Reputation: 159
Variation of this question have been asked and answered but I am still perplexed as I work my way thru the Chacon book.
I have cloned my test repository from github. I created a file in this called afile.txt that I stage and commit I created a 2nd file in this called asecondfile.txt that I don't stage or commit
Now I execute
$ git checkout -b testing
Switched to a new branch 'testing'
When I list the files, I see only asecondfile.txt.
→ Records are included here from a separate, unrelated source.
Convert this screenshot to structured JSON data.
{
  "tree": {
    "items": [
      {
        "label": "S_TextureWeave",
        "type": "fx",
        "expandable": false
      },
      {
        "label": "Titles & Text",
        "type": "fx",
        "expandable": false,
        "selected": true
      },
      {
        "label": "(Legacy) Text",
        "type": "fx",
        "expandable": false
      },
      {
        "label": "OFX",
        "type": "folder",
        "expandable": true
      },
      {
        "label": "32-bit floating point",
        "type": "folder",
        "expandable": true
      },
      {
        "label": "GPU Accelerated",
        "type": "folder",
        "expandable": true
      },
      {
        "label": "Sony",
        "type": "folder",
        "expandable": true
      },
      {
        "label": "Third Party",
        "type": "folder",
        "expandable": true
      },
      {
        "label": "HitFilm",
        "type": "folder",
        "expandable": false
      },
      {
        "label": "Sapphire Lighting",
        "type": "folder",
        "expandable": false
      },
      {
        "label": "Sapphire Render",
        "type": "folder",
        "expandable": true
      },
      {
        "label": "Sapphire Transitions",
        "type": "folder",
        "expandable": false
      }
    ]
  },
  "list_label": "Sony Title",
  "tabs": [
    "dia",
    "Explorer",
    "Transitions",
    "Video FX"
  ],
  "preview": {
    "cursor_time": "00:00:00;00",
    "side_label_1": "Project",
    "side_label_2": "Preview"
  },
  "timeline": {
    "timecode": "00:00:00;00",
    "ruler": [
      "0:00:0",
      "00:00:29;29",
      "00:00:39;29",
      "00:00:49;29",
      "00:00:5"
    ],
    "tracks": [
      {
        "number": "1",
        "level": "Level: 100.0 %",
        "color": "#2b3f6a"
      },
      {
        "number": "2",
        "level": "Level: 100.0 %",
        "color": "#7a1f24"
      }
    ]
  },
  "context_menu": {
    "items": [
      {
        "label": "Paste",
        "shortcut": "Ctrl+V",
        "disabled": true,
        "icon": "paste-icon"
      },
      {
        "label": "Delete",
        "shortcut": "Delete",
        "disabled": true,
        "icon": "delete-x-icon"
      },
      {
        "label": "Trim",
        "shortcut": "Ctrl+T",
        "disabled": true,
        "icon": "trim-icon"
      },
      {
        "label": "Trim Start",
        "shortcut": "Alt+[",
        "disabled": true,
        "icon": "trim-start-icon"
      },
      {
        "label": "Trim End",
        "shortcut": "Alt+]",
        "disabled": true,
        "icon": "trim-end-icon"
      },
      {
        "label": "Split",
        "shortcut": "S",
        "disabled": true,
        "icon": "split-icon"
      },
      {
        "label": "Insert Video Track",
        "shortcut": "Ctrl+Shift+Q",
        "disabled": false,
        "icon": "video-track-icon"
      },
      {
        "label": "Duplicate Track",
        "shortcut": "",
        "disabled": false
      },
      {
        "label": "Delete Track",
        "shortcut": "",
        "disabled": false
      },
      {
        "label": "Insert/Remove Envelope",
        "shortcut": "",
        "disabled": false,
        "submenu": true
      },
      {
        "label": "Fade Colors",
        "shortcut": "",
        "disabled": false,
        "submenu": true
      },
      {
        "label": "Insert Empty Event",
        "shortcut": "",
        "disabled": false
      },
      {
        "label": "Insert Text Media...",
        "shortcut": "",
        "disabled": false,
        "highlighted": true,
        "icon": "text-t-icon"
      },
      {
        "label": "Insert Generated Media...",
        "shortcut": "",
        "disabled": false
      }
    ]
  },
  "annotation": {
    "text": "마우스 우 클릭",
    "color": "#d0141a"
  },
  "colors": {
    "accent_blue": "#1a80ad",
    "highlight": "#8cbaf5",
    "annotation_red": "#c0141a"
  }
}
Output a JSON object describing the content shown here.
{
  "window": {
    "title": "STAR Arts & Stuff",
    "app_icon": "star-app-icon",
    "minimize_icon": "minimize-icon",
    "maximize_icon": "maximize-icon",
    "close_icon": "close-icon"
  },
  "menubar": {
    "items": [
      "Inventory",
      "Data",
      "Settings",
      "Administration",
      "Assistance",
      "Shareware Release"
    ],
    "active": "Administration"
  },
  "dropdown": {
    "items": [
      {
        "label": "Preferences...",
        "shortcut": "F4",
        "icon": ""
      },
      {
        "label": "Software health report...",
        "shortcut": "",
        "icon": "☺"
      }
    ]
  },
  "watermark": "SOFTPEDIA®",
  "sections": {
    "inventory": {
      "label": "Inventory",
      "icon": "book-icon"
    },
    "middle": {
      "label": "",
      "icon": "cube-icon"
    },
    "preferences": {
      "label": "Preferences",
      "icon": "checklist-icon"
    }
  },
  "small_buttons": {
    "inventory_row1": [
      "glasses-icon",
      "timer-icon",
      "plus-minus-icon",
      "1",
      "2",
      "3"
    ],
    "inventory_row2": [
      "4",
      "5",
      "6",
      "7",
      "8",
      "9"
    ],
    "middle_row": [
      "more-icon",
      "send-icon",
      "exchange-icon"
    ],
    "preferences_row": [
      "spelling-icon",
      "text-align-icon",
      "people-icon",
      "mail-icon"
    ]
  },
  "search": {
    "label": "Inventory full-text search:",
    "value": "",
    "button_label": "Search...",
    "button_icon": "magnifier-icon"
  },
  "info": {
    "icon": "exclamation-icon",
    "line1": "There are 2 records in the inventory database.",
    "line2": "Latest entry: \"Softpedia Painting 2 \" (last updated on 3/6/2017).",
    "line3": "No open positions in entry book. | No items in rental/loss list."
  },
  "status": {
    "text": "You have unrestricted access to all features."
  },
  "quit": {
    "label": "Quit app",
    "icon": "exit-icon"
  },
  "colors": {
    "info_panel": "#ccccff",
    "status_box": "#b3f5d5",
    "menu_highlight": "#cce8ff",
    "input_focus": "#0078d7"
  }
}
I make a change to this file, don't stage or commit and execute
$ git checkout master
If I cat asecondfile.txt I can see the changes I made in testing branch.
$ git checkout testing
I stage and commit the changes to asecondfile.txt.
$ git checkout master
I list files I don't see aseconfile.txt.
Really puzzled by this behavior and would be glad of an explanation.
Upvotes: 1
Views: 99
Reputation: 489748
When a file is neither staged nor committed, git doesn't know anything about it. Such a path is called "untracked". Git leaves these alone, but gripes about them being "untracked" when you run git status
. (You can shut up the griping, but ignore that until you get to .gitignore
.)
Once a file is staged, though, it's no longer "untracked". It's now a tracked file (and adding it to .gitignore
won't help, it's already tracked). Once that tracked file is committed git knows to remove it when switching from a commit that has it—such as the commit you just made on testing
—to a commit that doesn't.
This is what you saw: git checkout master
removed the file, because it's committed (and therefore also in the index/staging-area) when you're on branch testing
, and the commit that is the tip of branch master
does not have that file.
Once git has removed it (by switching to master
), the path is no longer staged nor committed, so if you create a new asecondfile.txt
after switching to master
, that's an "untracked" file. If you then ask git to git checkout testing
it should complain and fail by default: it would have to remove your untracked file, so as to replace it with a tracked file with (presumably) different contents.